How Each Maps to Regulatory Frameworks

EU AI Act

Credo AI and Holistic AI both offer EU AI Act policy packs with control mappings to specific articles. For teams needing to produce Article 13 documentation and Article 9 risk management evidence, both platforms can structure the evidence collection workflow. Neither can automatically assess whether your system is high-risk—that classification judgment requires human legal analysis. Arthur and Fiddler can produce the technical metrics that feed into EU AI Act documentation (accuracy, fairness, drift) but do not map them to specific articles automatically.

NIST AI RMF

Credo AI has the most mature NIST AI RMF integration, with controls mapped to GOVERN, MAP, MEASURE, and MANAGE subcategories. Holistic AI covers the GOVERN and MAP functions well. Arthur and Fiddler serve the MEASURE function (metrics collection and monitoring) but require integration with a governance platform or manual documentation to connect MEASURE outputs to the broader RMF programme.

ISO/IEC 42001

None of the four platforms offer native ISO/IEC 42001 certification support as of early 2026, though Credo AI was developing an ISO 42001 policy pack. ISO 42001 certification remains primarily a documentation and process discipline that GRC (governance, risk, compliance) platforms like OneTrust or Vanta serve better than ML-focused governance platforms.
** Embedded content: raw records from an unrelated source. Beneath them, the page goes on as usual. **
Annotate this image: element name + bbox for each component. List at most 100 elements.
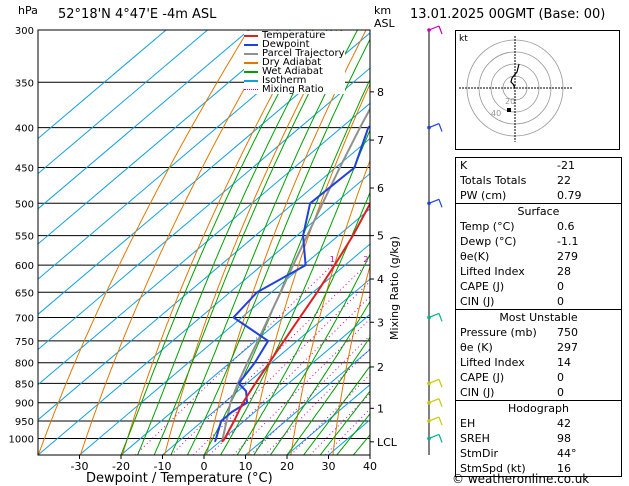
legend-swatch <box>244 61 258 64</box>
unstable-value: 297 <box>557 341 578 354</box>
legend-label: Dry Adiabat <box>262 56 322 68</box>
legend-item: Parcel Trajectory <box>244 48 345 58</box>
temperature-line <box>221 201 370 443</box>
isotherm-line <box>38 172 370 455</box>
pressure-tick-label: 900 <box>15 399 34 410</box>
dry-adiabat-line <box>290 159 370 455</box>
surface-label: Dewp (°C) <box>460 235 517 248</box>
wind-barb-flag <box>438 416 443 426</box>
datetime-title: 13.01.2025 00GMT (Base: 00) <box>410 7 606 22</box>
km-tick-label: 2 <box>377 361 384 374</box>
legend-swatch <box>244 70 258 73</box>
wet-adiabat-line <box>186 38 370 455</box>
index-label: K <box>460 159 468 172</box>
mixing-ratio-axis-title: Mixing Ratio (g/kg) <box>388 236 401 340</box>
index-value: -21 <box>557 159 575 172</box>
hodo-label: EH <box>460 417 476 430</box>
wind-barb-staff <box>428 416 440 422</box>
dry-adiabat-line <box>122 30 308 455</box>
index-label: PW (cm) <box>460 189 507 202</box>
wind-barb-flag <box>438 434 443 443</box>
wet-adiabat-line <box>303 365 370 455</box>
isotherm-line <box>38 30 167 140</box>
pressure-tick-label: 950 <box>15 417 34 428</box>
km-axis-label: km <box>374 4 392 17</box>
isotherm-line <box>38 102 370 386</box>
x-tick-label: -30 <box>71 460 89 473</box>
dry-adiabat-line <box>79 30 279 455</box>
surface-section-title: Surface <box>456 203 621 219</box>
isotherm-line <box>38 30 333 280</box>
unstable-label: CAPE (J) <box>460 371 505 384</box>
km-tick-label: 7 <box>377 134 384 147</box>
surface-label: Temp (°C) <box>460 220 515 233</box>
wet-adiabat-line <box>120 30 314 455</box>
surface-label: θe(K) <box>460 250 490 263</box>
wind-barb <box>427 198 443 208</box>
wind-barb <box>427 398 443 407</box>
index-row: PW (cm) 0.79 <box>456 188 621 203</box>
wet-adiabat-line <box>236 191 370 455</box>
wet-adiabat-line <box>253 253 370 455</box>
legend: Temperature Dewpoint Parcel Trajectory Dry … <box>244 30 345 94</box>
pressure-tick-label: 550 <box>15 232 34 243</box>
legend-item: Wet Adiabat <box>244 65 345 77</box>
surface-label: Lifted Index <box>460 265 525 278</box>
isotherm-line <box>79 208 370 455</box>
legend-swatch <box>244 52 258 55</box>
hodo-label: StmSpd (kt) <box>460 462 526 475</box>
hodo-row: EH 42 <box>456 416 621 431</box>
x-tick-label: 40 <box>363 460 377 473</box>
surface-value: 0.6 <box>557 220 575 233</box>
hodo-label: SREH <box>460 432 490 445</box>
wind-barb <box>427 123 443 132</box>
wind-barb-staff <box>428 398 440 404</box>
mixing-ratio-label: 6 <box>422 255 427 264</box>
legend-item: Isotherm <box>244 74 345 86</box>
surface-value: 28 <box>557 265 571 278</box>
unstable-value: 750 <box>557 326 578 339</box>
parcel-trajectory-line <box>221 106 370 443</box>
hodo-value: 44° <box>557 447 577 460</box>
surface-row: CAPE (J) 0 <box>456 279 621 294</box>
legend-label: Isotherm <box>262 74 307 86</box>
pressure-tick-label: 400 <box>15 124 34 135</box>
wind-barb-flag <box>438 379 443 388</box>
pressure-tick-label: 750 <box>15 337 34 348</box>
surface-label: CIN (J) <box>460 295 495 308</box>
x-tick-label: 0 <box>201 460 208 473</box>
unstable-value: 0 <box>557 371 564 384</box>
unstable-row: Pressure (mb) 750 <box>456 325 621 340</box>
isotherm-line <box>38 137 370 421</box>
wet-adiabat-line <box>153 30 343 455</box>
surface-label: CAPE (J) <box>460 280 505 293</box>
unstable-row: CIN (J) 0 <box>456 385 621 400</box>
wind-barb-staff <box>428 123 440 129</box>
legend-swatch <box>244 34 258 37</box>
legend-label: Wet Adiabat <box>262 65 323 77</box>
index-row: Totals Totals 22 <box>456 173 621 188</box>
wet-adiabat-line <box>269 300 370 455</box>
wind-barb-staff <box>428 198 440 204</box>
legend-item: Dry Adiabat <box>244 56 345 68</box>
surface-value: 0 <box>557 295 564 308</box>
unstable-row: CAPE (J) 0 <box>456 370 621 385</box>
hodo-row: SREH 98 <box>456 431 621 446</box>
mixing-ratio-label: 8 <box>438 255 443 264</box>
legend-item: Dewpoint <box>244 39 345 49</box>
isotherm-line <box>38 67 370 351</box>
mixing-ratio-line <box>192 280 370 455</box>
wet-adiabat-line <box>319 390 370 455</box>
unstable-label: Lifted Index <box>460 356 525 369</box>
hodo-value: 98 <box>557 432 571 445</box>
surface-row: CIN (J) 0 <box>456 294 621 309</box>
pressure-tick-label: 650 <box>15 288 34 299</box>
hodograph-unit-label: kt <box>459 34 468 44</box>
dry-adiabat-line <box>332 264 370 455</box>
asl-axis-label: ASL <box>374 17 395 30</box>
index-row: K -21 <box>456 158 621 173</box>
mixing-ratio-line <box>209 295 370 455</box>
wet-adiabat-line <box>137 30 328 455</box>
location-title: 52°18'N 4°47'E -4m ASL <box>58 7 217 22</box>
pressure-tick-label: 1000 <box>9 434 34 445</box>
Decision Framework by Team Profile

  • Startup / small team (<20 people, pre-enterprise customers): No dedicated governance platform needed yet. Use open-source tools (Evidently AI for monitoring, Fairlearn for bias testing) and document governance artefacts in Notion or Confluence. Invest in platform when your first enterprise customer or regulatory requirement makes it contractually necessary.
  • Scale-up with first enterprise or regulated-sector customers: Start with Credo AI for governance and policy compliance evidence. Add Evidently AI or Arize for production monitoring as a separate, lower-cost layer. Do not buy both a governance platform and a full monitoring platform simultaneously until you have established which problem is more urgent.
  • Enterprise with EU AI Act high-risk system exposure: Credo AI or Holistic AI for governance documentation and regulatory mapping. Either Arthur AI or Fiddler AI for production monitoring. Run them as complementary layers with an integration connecting monitoring outputs to governance evidence artefacts.
  • ML engineering team, monitoring-first priority: Arthur AI or Fiddler AI as the primary platform. Add a governance layer (Credo AI or a GRC tool) when compliance documentation becomes a customer or regulatory requirement.
  • Regulated financial services (FCA, SMCR context): Holistic AI's enterprise assurance reporting and sector-specific frameworks make it the strongest fit. Pair with a dedicated monitoring tool.